A mineradora enfrenta a opinião pública em meio a uma geração de caixa expressiva (Washington Alves/Reuters)
Juliana Estigarribia
Publicado em 1 de agosto de 2019 às 16h13.
A mineradora Vale está entre a cruz e a espada. Ao mesmo tempo em que administra os danos causados pelo rompimento da barragem de Feijão, em Brumadinho, a empresa precisa enfrentar a opinião pública, diante do aumento expressivo da sua geração de caixa: o crescimento exponencial decorre justamente dos desdobramentos da tragédia em Minas Gerais.
A companhia saiu de um lucro antes de juros, impostos, depreciação e amortização (Ebitda) ajustado negativo em 652 milhões de dólares no primeiro trimestre deste ano para 3 bilhões de dólares positivos de abril a junho.
O resultado foi influenciado pela alta dos preços do minério de ferro desde o rompimento da barragem. A Vale precisou cortar capacidade de produção para se adequar às exigências do poder público e, com isso, afetou o equilíbrio entre oferta e demanda global, em um momento que a China, maior consumidor do mundo, vem elevando suas compras.
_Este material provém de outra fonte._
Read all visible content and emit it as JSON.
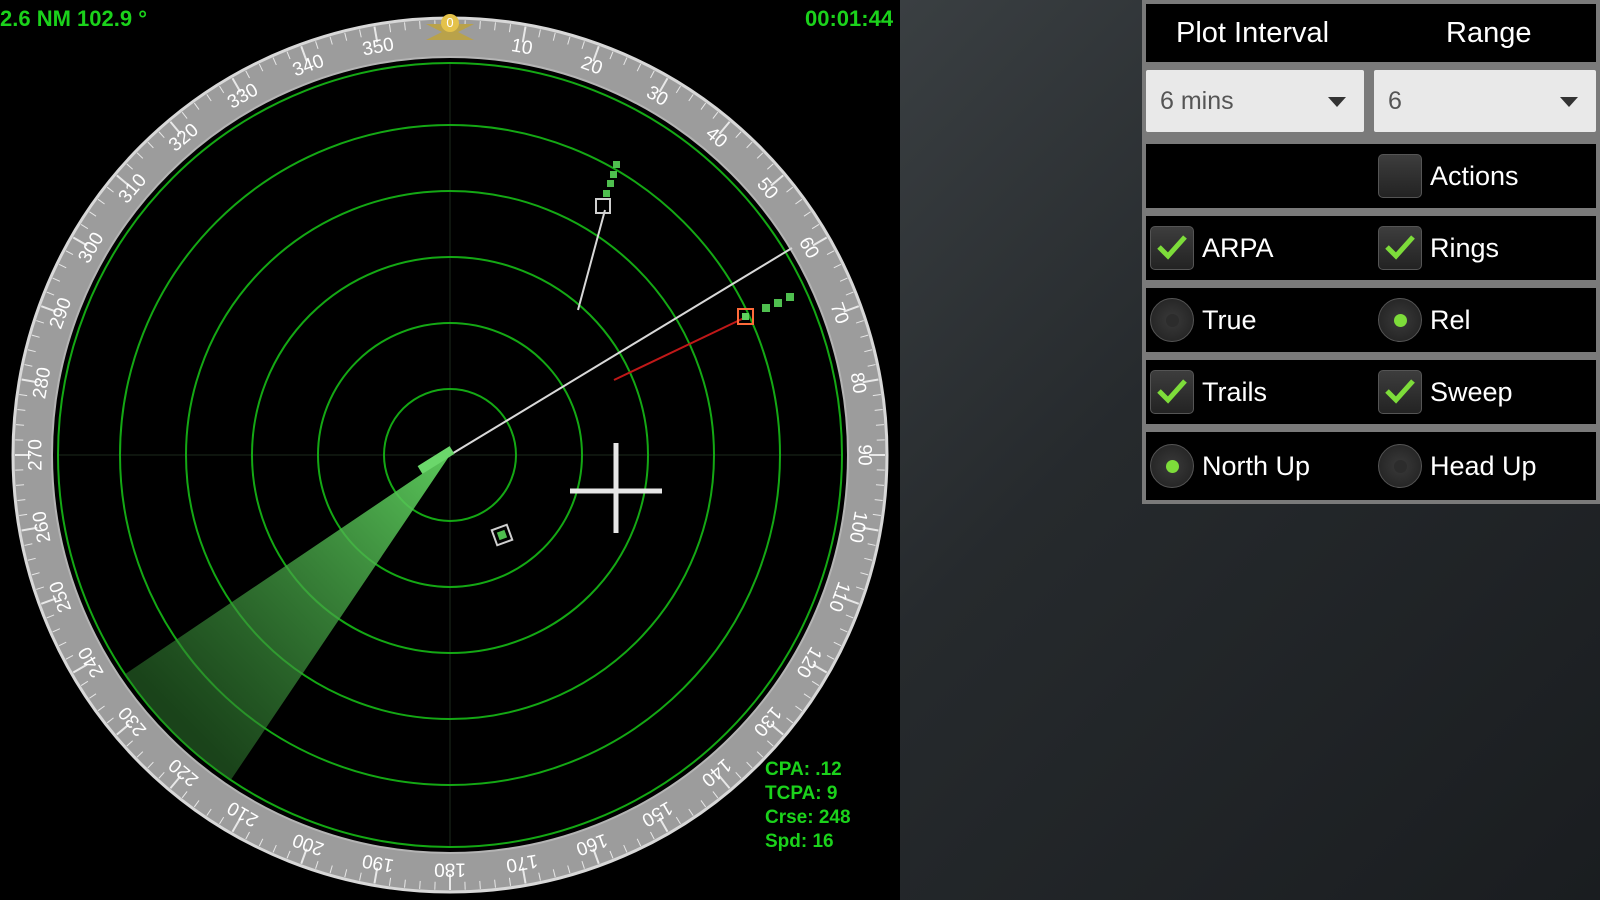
{
  "hud": {
    "range_bearing": "2.6 NM 102.9 °",
    "clock": "00:01:44",
    "target_info": [
      "CPA: .12",
      "TCPA: 9",
      "Crse: 248",
      "Spd: 16"
    ]
  },
  "compass": {
    "labels": [
      "0",
      "10",
      "20",
      "30",
      "40",
      "50",
      "60",
      "70",
      "80",
      "90",
      "100",
      "110",
      "120",
      "130",
      "140",
      "150",
      "160",
      "170",
      "180",
      "190",
      "200",
      "210",
      "220",
      "230",
      "240",
      "250",
      "260",
      "270",
      "280",
      "290",
      "300",
      "310",
      "320",
      "330",
      "340",
      "350"
    ]
  },
  "controls": {
    "plot_interval_header": "Plot Interval",
    "range_header": "Range",
    "plot_interval_value": "6 mins",
    "range_value": "6",
    "actions_label": "Actions",
    "arpa_label": "ARPA",
    "rings_label": "Rings",
    "true_label": "True",
    "rel_label": "Rel",
    "trails_label": "Trails",
    "sweep_label": "Sweep",
    "north_up_label": "North Up",
    "head_up_label": "Head Up"
  },
  "state": {
    "actions_checked": false,
    "arpa_checked": true,
    "rings_checked": true,
    "true_selected": false,
    "rel_selected": true,
    "trails_checked": true,
    "sweep_checked": true,
    "north_up_selected": true,
    "head_up_selected": false
  },
  "colors": {
    "accent_green": "#1bd21b",
    "ring_green": "#14a814",
    "check_green": "#7ddc3a"
  },
  "icons": [
    "chevron-down-icon",
    "checkmark-icon",
    "radio-dot-icon",
    "crosshair-icon",
    "heading-marker-icon"
  ]
}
Diante desse quadro, os preços da commodity tiveram uma valorização de quase 50% desde o dia 25 de janeiro, girando hoje em torno de 120 dólares a tonelada. Com 400 milhões de toneladas de minério de ferro de capacidade produção, a Vale é a maior do mundo em seu mercado.
Ou seja: a tragédia tem feito um bem danado ao balanço da Vale. E isso, claro, pode ser um problema de imagem. No primeiro trimestre, a receita líquida da companhia foi de 30 bilhões de reais; de abril a junho, de 35 bilhões de reais. Para o terceiro trimestre, analistas estimam 42 bilhões. Já a geração de caixa esperada de julho a setembro é de 22 bilhões de reais, ante 11,4 bilhões no intervalo imediatamente anterior.
Tanto no primeiro quanto no segundo trimestre os bons resultados não chegaram à última linha do balanço pelos bilhões reservados para as reparações de Brumadinho e mais custos com descomissionamento de uma barragem e aportes na Fundação Renova, responsável pelas reparações do rompimento em Mariana. A nova leva de provisões em Brumadinho, no segundo trimestre, não era esperada por analistas, que projetavam um lucro na casa dos 2,5 bilhões de dólares – veio um prejuízo de 133 milhões de dólares.
Dos 23 bilhões de reais totais provisionados até o momento para cobrir os custos com os desdobramentos da tragédia, cerca de 15 bilhões serão aplicados com reparações às vítimas e, o restante, para adequação de barragens, informou a companhia.
A partir do terceiro trimestre, o valor de provisões deve sair do balanço, e escancarar o ótimo momento financeiro da Vale. “A partir de agora, se houver algum tipo de provisionamento, serão mudanças marginais”, afirmou nesta quinta-feira, 1º, Luciano Siani, diretor de relações com investidores da Vale, em teleconferência com analistas.
Em paralelo, a tendência é que os números da mineradora se mantenham fortes, diante de uma demanda relativamente estável no mundo e dos cortes de oferta na Austrália, principal concorrente do Brasil em minério de ferro.
É uma situação que vai exigir mais da retórica dos executivos da companhia. Nesta quinta-feira, o tom durante a conferência com analistas era o mesmo do início do ano, logo após a tragédia: repetição do discurso de preocupação quase que exclusiva com a reparação às vítimas. “Trabalhamos para ser a mineradora mais segura do mundo e estamos no caminho para reparar de forma justa e rápida a todos que foram atingidos em Brumadinho”, disse o CEO da Vale, Eduardo Bartolomeu.